Extending Informed Self-Placement: The Case for Students’ Dispositions
by Manuel Piña | Xchanges 16.1, Spring 2021
Abstract
This article calls for the revision and extension of current informed self-placement models in order to account for students’ dispositions. Placement decisions about writing courses are ultimately an act of knowledge transfer, and as such, dispositions bear great relevance. I argue placement instruments (specifically directed and informed self-placement) neglect to fully realize the complexity and consequence students are faced with when making this decision. Moreover, our research study confirms that (self-)placement decisions are highly influenced by students’ prior dispositions. Using character composites drawn from interview and focus group participants, I identify two dispositional habituses students might embody: liminal and linear. I explore how these dispositional embodiments affect not only students’ decisions about placement but also their continued relevance in students’ academic performance in university writing courses. As the first contact that students have with writing in higher education settings, I contend that students’ decisions would be better supported if placement instruments were conceived of and made with due attention to dispositional factors.

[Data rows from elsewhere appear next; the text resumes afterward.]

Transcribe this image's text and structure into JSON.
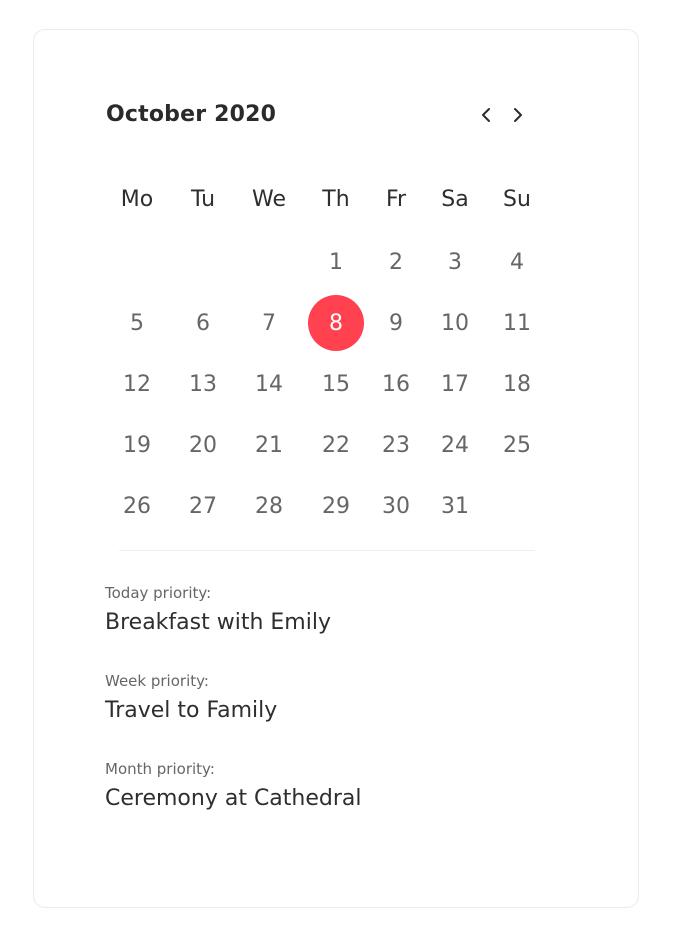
{
  "calendar": {
    "month_label": "October 2020",
    "weekdays": [
      "Mo",
      "Tu",
      "We",
      "Th",
      "Fr",
      "Sa",
      "Su"
    ],
    "first_weekday_index": 3,
    "days_in_month": 31,
    "selected_day": "8",
    "selected_color": "#ff4150",
    "days": [
      "1",
      "2",
      "3",
      "4",
      "5",
      "6",
      "7",
      "8",
      "9",
      "10",
      "11",
      "12",
      "13",
      "14",
      "15",
      "16",
      "17",
      "18",
      "19",
      "20",
      "21",
      "22",
      "23",
      "24",
      "25",
      "26",
      "27",
      "28",
      "29",
      "30",
      "31"
    ]
  },
  "nav": {
    "prev_icon": "chevron-left-icon",
    "next_icon": "chevron-right-icon"
  },
  "priorities": [
    {
      "label": "Today priority:",
      "value": "Breakfast with Emily"
    },
    {
      "label": "Week priority:",
      "value": "Travel to Family"
    },
    {
      "label": "Month priority:",
      "value": "Ceremony at Cathedral"
    }
  ]
}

“Why am I here? I have my AP credit. I have my dual enrollment credit. Why am I here wasting my time, not being able to write about what I want to write about?”
— “Caitlyn”
Introduction
Dispositions matter. There is a wide body of scholarship concerning students’ dispositions, but, in general, dispositions are understood to mean that which is concerned with “not only what people can do, but how they tend to invest their capabilities” (Perkins, et. al. 270).1 For some time now, writing program administrators have acknowledged and appreciated the instructional consequences of student affect, as evinced by the endorsement of various “habits of mind” within the 2011 Framework for Success in Postsecondary Writing. Yet despite the import assigned to students’ dispositions within the classroom, concerns related to student dispositions are frequently made to feel tangential to the managerial métier that frequently characterizes the structures involved with the administration of a writing program, specifically placement procedures. In other words, yes, dispositions do matter to WPAs, but, they often matter insofar as they pertain to instructional design and delivery or as they relate to institutional constraints and financial austerity measures.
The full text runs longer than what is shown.